Research has shown that the pill can stop further bone loss, but it is unlikely to enhance bone density to normal levels. In other words, it does not replace the bone that has already been lost (or not laid down to begin with). It does not address the underlying cause of the amenorrhoea, and it may mask an underlying issue. At the very least it should not be the only course of action.
In the vast majority of cases, energy availability (through reduced expenditure, or, more preferably, through increased intake) will need to be redressed.
It’s worth remembering that not all inadequate energy availability is intentional. Student-athletes, stressed for both time and money, may inadvertently fail to meet their energy demands. A lack of knowledge in relation to energy requirements is also a factor. And at the other end of the scale lies the complicated and difficult-to-solve world of irrational thoughts and behaviours relating to food and body image.
One size does not, therefore, fit all when it comes to treatment. And the solutions will involve more than just educating coaches and parents as to the causes. Though that’s a very good start.
What can we do?
No endurance coach, male or female, should be ignorant of the triad and/or RED-S and its components. They should understand the importance of meeting energy requirements and the risks of amenorrhoea. Those with eating disorders and prolonged amenorrhoea should be treated as ‘particularly high risk’, and athletes should be encouraged to seek help immediately.
Coaches (and clubs) may have to develop their own network, from an empathetic coach, parent or official within the club that athletes can raise their concerns with, to trusted doctors and eating disorder specialists that can help athletes further.
National Governing Bodies, too, could be doing more to educate, support and signpost those affected.
Prevention is better than cure
As with everything and particularly this case, prevention is far better than cure. Those who have established, regular periods are less likely to become amenorrhoeic. Those who reach an adequate peak bone mass are less likely to develop osteoporosis.
Those with a healthy body image are less likely to engage in destructive eating patterns. Those who understand the value of food as a fuel are less likely to neglect this important part of their training lifestyle. Those surrounded by a system which values their welfare are more likely to take control of their own health.
By contrast, a sport which promotes, values and reinforces junior success, unhealthy lean physiques, low body mass and performance above all else can only end in tears.
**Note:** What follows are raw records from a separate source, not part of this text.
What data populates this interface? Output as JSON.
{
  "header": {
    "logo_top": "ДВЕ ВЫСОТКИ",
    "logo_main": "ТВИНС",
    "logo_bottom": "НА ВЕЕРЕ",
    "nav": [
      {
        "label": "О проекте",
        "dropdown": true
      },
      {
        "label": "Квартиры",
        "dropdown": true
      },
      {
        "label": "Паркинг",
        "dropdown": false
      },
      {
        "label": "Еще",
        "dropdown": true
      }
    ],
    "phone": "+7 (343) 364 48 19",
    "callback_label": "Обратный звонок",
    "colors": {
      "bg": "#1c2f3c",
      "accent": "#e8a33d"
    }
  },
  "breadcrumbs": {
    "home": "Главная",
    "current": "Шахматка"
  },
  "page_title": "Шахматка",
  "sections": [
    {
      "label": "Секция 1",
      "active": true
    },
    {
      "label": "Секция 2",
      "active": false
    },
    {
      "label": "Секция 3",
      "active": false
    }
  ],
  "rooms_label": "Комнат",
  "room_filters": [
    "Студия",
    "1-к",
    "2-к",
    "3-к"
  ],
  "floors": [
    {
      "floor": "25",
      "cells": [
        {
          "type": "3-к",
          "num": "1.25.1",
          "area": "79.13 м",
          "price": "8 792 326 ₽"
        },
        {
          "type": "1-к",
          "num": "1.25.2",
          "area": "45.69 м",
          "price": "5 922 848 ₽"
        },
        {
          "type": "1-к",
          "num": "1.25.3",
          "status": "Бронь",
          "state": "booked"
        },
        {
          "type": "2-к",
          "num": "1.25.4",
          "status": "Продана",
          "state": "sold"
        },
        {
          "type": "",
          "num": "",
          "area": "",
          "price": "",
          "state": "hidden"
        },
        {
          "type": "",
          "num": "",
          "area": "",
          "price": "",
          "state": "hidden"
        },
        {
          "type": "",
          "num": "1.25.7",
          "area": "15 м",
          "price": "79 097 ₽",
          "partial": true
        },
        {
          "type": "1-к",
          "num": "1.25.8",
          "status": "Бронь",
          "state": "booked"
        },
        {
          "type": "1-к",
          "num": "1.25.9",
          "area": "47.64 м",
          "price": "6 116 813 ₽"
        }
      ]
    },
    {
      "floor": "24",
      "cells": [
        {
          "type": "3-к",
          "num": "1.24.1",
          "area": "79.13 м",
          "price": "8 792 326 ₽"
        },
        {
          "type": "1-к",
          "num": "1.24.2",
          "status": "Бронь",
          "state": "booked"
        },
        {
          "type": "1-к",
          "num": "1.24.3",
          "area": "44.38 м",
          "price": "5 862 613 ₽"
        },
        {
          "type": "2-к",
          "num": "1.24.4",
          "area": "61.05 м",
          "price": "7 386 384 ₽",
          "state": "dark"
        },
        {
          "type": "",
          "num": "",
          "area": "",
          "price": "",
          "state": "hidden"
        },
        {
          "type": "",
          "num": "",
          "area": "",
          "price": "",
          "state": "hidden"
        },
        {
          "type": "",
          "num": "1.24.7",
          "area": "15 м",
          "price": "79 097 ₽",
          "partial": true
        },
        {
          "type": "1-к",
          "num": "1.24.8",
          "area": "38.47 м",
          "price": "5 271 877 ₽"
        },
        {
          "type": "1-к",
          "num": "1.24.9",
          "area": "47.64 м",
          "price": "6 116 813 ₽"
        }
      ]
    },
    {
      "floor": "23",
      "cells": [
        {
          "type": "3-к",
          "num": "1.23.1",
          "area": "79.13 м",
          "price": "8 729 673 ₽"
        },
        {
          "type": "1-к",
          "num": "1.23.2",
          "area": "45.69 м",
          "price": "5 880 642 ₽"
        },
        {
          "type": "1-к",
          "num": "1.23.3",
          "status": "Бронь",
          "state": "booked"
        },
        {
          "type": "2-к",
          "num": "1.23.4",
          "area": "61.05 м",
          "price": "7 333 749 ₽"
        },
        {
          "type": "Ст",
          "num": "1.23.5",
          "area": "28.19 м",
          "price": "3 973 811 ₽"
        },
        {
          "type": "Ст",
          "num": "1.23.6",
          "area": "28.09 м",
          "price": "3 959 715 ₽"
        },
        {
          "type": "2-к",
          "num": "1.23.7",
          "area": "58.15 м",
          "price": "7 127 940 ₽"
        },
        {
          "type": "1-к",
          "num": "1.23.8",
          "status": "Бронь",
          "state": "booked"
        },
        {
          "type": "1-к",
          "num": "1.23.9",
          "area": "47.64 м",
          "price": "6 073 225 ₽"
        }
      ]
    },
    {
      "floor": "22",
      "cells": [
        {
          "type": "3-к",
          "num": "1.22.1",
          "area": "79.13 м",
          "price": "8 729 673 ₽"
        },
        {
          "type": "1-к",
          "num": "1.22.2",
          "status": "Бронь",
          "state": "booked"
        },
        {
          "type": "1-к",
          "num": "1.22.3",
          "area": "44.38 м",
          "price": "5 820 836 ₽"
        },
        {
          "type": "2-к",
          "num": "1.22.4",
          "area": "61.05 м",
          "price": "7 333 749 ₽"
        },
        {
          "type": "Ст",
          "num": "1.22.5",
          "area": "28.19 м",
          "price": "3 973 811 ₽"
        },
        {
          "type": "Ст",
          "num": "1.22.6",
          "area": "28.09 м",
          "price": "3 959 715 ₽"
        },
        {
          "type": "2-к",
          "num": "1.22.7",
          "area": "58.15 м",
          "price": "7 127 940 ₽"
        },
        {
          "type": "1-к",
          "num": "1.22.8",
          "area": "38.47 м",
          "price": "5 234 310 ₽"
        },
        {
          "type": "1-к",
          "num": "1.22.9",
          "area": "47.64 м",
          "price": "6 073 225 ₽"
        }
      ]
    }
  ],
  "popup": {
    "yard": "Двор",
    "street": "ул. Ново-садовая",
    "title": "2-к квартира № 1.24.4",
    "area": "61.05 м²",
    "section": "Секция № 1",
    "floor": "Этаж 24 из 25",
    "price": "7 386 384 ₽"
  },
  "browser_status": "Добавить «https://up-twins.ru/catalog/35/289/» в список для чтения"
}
The commercial world in which we live is full of negative body image pressures, the emphasis of unrealistic physiques, and unhealthy nutritional information. The sporting environment should be an escape from that, not a replication of it. Long-term health should be treated with the same level of importance as performance.
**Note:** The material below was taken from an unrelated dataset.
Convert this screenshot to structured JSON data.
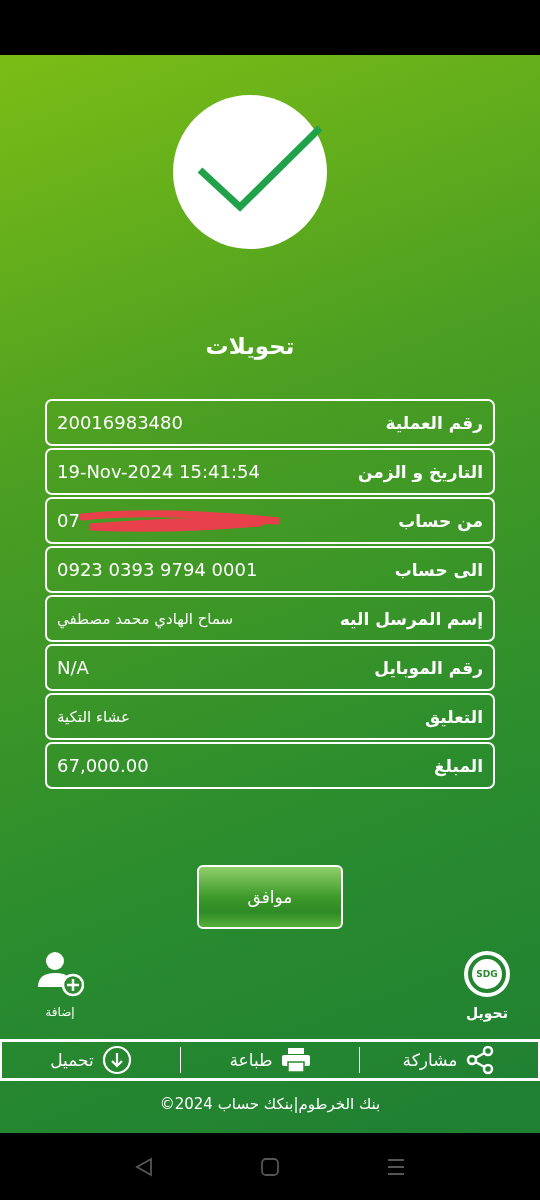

We can blame the media, governing bodies, particular coaches and pushy parents all we want, but in truth, we all have a responsibility both for the athlete’s ability to progress within the sport and for their long-term health. Sport should not be breaking individuals, but the solutions are unlikely to go down well in a world where medals are everything.
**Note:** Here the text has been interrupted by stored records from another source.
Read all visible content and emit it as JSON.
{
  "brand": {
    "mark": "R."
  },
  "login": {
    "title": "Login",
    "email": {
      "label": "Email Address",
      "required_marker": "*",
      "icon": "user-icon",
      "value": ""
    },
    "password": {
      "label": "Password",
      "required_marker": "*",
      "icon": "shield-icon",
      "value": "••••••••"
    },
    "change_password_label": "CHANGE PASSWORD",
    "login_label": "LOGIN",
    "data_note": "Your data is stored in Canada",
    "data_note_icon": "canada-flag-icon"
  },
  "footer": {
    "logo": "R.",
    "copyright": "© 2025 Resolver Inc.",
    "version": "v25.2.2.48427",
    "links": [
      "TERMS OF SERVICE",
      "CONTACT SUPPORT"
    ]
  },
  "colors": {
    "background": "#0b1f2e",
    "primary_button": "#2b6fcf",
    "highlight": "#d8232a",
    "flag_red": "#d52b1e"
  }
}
Put simply, safeguarding the health of athletes, particularly the health of vulnerable young females, is likely to result in a short-term performance hit. We know the risks, and we know the consequences, but until we start measuring success at the junior level as; having normal bone mass, a healthy weight, regular periods and a positive body image, rather than by times recorded and medals won, we are unlikely to ever fix the problem. We all understand the importance of a long-term athlete development approach. It’s about time we started enacting it.
Only when athletes are healthy can they truly reach their performance potential. We all have a role to play in breaking the heartbreakingly repetitive refrain of ‘imagine what I could have achieved if only I hadn’t always been injured’.